The Van Aldens (who apparently met through HumorlessJudgmentalSingles.com) are “celebrating” their wedding anniversary with an adult stroller push down the boardwalk averting their eyes from the smut, a glass of buttermilk and a raid. It seems Mrs. Van A is just another good Christian woman who is turned on by watching her husband beat someone up. Why is Van Alden paying Lucy weekly as well as living with her? To keep her around so he can kill her and steal the baby? And can we all agree we’ve seen enough naked Paz de la Huerta?

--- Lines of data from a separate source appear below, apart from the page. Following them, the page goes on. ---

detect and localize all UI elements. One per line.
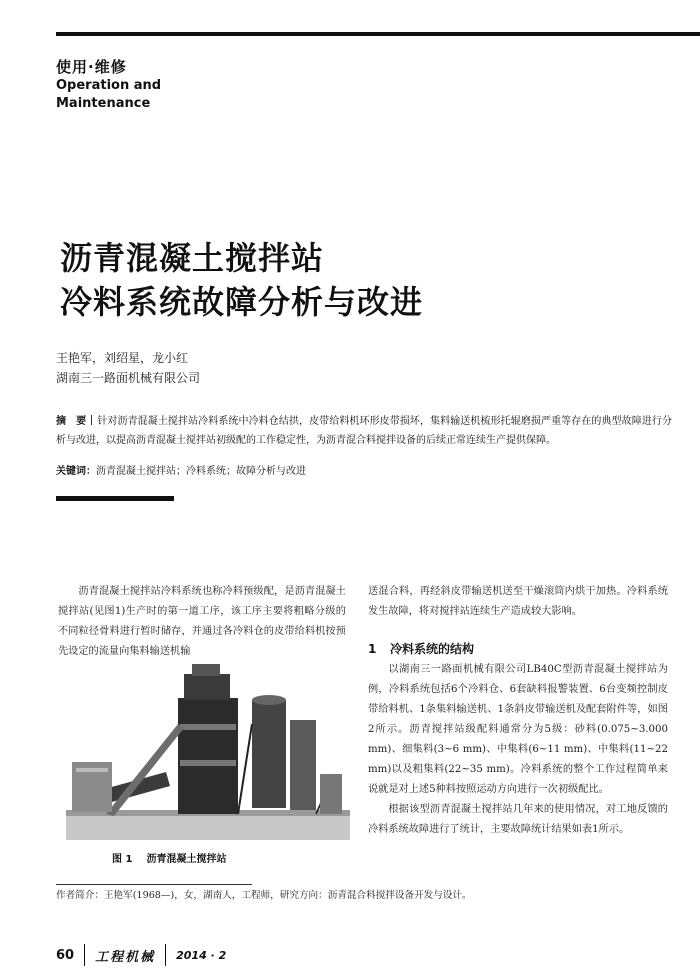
section-divider-bar [56,496,174,501]
author-names: 王艳军，刘绍星，龙小红 [56,351,189,365]
title-line-1: 沥青混凝土搅拌站 [60,239,325,277]
keywords [56,464,306,480]
journal-issue: 2014 · 2 [176,948,227,962]
top-rule [56,32,700,36]
author-affiliation: 湖南三一路面机械有限公司 [56,371,201,385]
abstract-label: 摘 要 [56,416,87,427]
author-footnote: 作者简介：王艳军(1968—)，女，湖南人，工程师，研究方向：沥青混合料搅拌设备开发与设计。 [56,890,472,901]
title-line-2: 冷料系统故障分析与改进 [60,283,424,321]
asphalt-plant-illustration [66,664,350,840]
section-label-en-line2: Maintenance [56,96,151,111]
figure-number: 图 1 [112,854,133,865]
abstract-text: 针对沥青混凝土搅拌站冷料系统中冷料仓结拱，皮带给料机环形皮带损坏，集料输送机梳形托辊磨损严重等存在的典型故障进行分析与改进，以提高沥青混凝土搅拌站初级配的工作稳定性，为沥青混合料搅拌设备的后续正常连续生产提供保障。 [56,416,672,446]
page-number: 60 [56,947,75,963]
footer-separator-2 [165,944,166,966]
section-heading-1 [368,640,474,658]
page-footer [56,944,226,966]
section-heading-number: 1 [368,642,377,656]
abstract [56,412,672,450]
body-left-paragraph: 沥青混凝土搅拌站冷料系统也称冷料预级配，是沥青混凝土搅拌站(见图1)生产时的第一道工序，该工序主要将粗略分级的不同粒径骨料进行暂时储存，并通过各冷料仓的皮带给料机按预先设定的流量向集料输送机输 [58,586,346,657]
figure-caption-text: 沥青混凝土搅拌站 [146,854,227,865]
footnote-rule [56,884,252,885]
section-label [56,56,161,113]
body-right-paragraph-1: 送混合料，再经斜皮带输送机送至干燥滚筒内烘干加热。冷料系统发生故障，将对搅拌站连续生产造成较大影响。 [368,586,668,617]
section-label-en-line1: Operation and [56,78,162,93]
body-right-paragraph-3: 根据该型沥青混凝土搅拌站几年来的使用情况，对工地反馈的冷料系统故障进行了统计，主要故障统计结果如表1所示。 [368,804,668,835]
journal-name: 工程机械 [95,949,156,965]
author-block [56,348,200,388]
keywords-label: 关键词： [56,466,96,477]
figure-caption [112,850,226,865]
section-label-zh: 使用·维修 [56,58,127,76]
abstract-separator [91,415,92,425]
section-heading-text: 冷料系统的结构 [390,642,475,656]
body-right-paragraph-2: 以湖南三一路面机械有限公司LB40C型沥青混凝土搅拌站为例，冷料系统包括6个冷料仓、6套缺料报警装置、6台变频控制皮带给料机、1条集料输送机、1条斜皮带输送机及配套附件等，如图2所示。沥青搅拌站级配料通常分为5级：砂料(0.075~3.000 mm)、细集料(3~6 mm)、中集料(6~11 mm)、中集料(11~22 mm)以及粗集料(22~35 mm)。冷料系统的整个工作过程简单来说就是对上述5种料按照运动方向进行一次初级配比。 [368,664,668,795]
footer-separator [84,944,85,966]
figure-asphalt-plant-photo [66,664,350,840]
article-title [60,236,423,324]
keywords-text: 沥青混凝土搅拌站；冷料系统；故障分析与改进 [96,466,306,477]
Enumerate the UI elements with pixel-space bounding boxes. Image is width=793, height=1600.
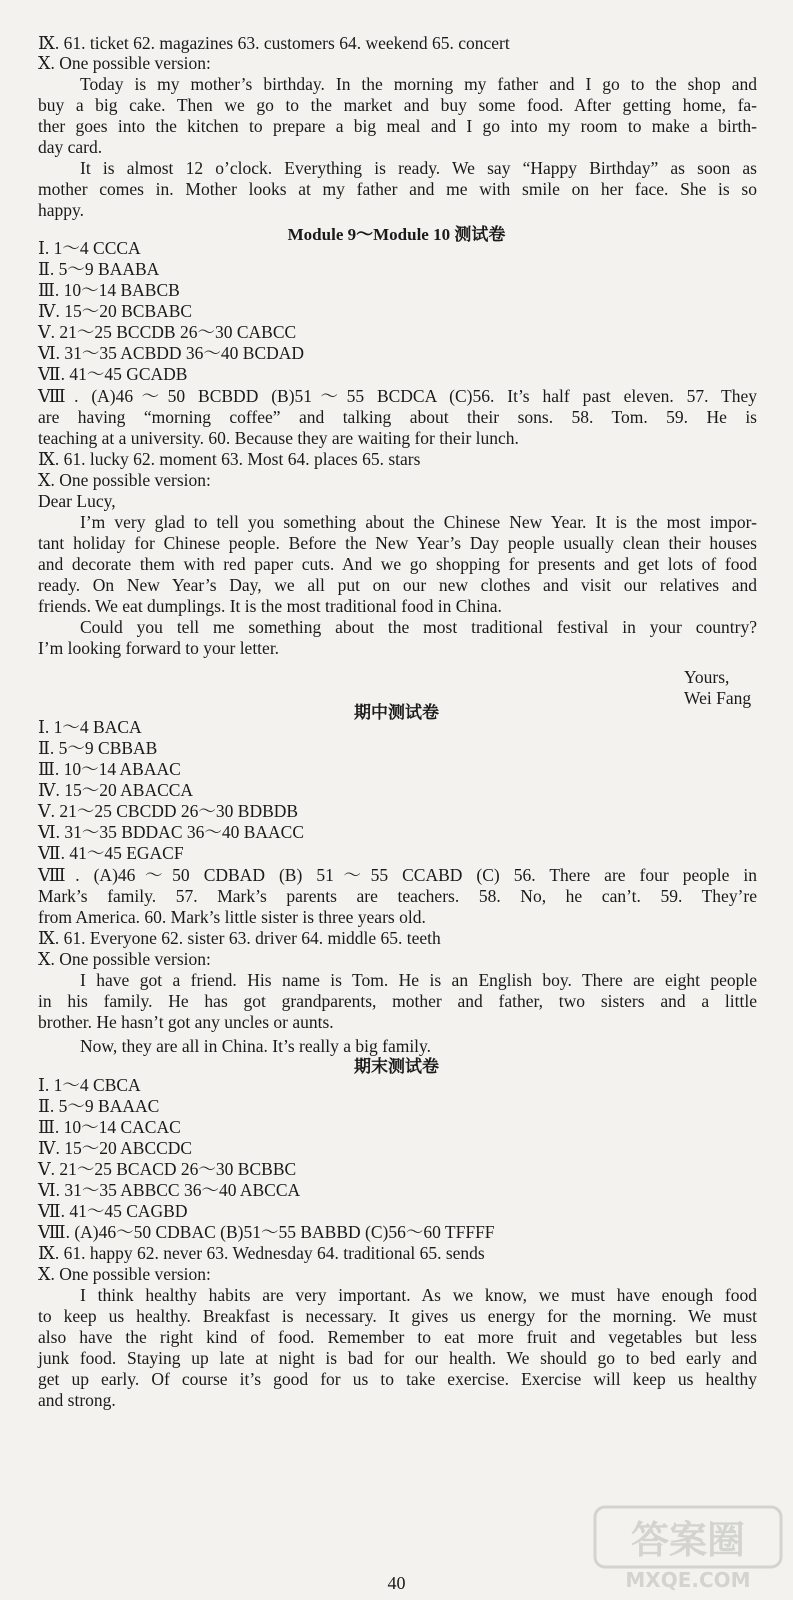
essay-line: ther goes into the kitchen to prepare a big meal and I go into my room to make a birth- xyxy=(38,116,757,136)
essay-line: Now, they are all in China. It’s really a big family. xyxy=(80,1036,432,1056)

Jimmy and Angela have married since season one and their relationship is barely warmer than the Van Alden’s. Did they marry because neither of them could think of a better solution? Angela has lost all of her spark and is resigned to being a cook and a mother (when Gillian lets her: is she living with them now?) and Jimmy (in the first big anvilicious scene of the season) has no room for sentimentality or forgiveness anymore.
Nucky and Margaret are not technically married but have already moved into the roles of stressed husband who just wants to come home to a compliant spouse and worried wife who senses she’s lost that special place she used to have with him. Lovely scene between Nucky and young Teddy and how he softened when he saw the child unable to imagine anything other corporal punishment coming his way (although Teddy looks as if he would benefit from fewer trips to the sweet shop rather than more). Margaret also seems to have lost a lot of spark. Is it all about hanging on to the easy life now?
They all had a shot at happiness, and let it die. Richard Darrow sits alone at night pasting pictures of happy families into a book. He’ll never have his shot and he’ll die alone. Every scene with him breaks my heart.
Did all of this set me thinking about my own relationship? Absolutely, and I have decided that I shall consider my marriage a resounding success if I never ever have to witness my mother-in-law leaning toward me conspiratorially to tell me when my husband was a little boy she used to kiss his winkie!
Aggie Maguire lives in a fly-over state where she enjoys waving at the people flying over and wondering if anybody ever waves back. She is a member of the Jane Austen society and a life-long supporter of the Home for Abused Apostrophes.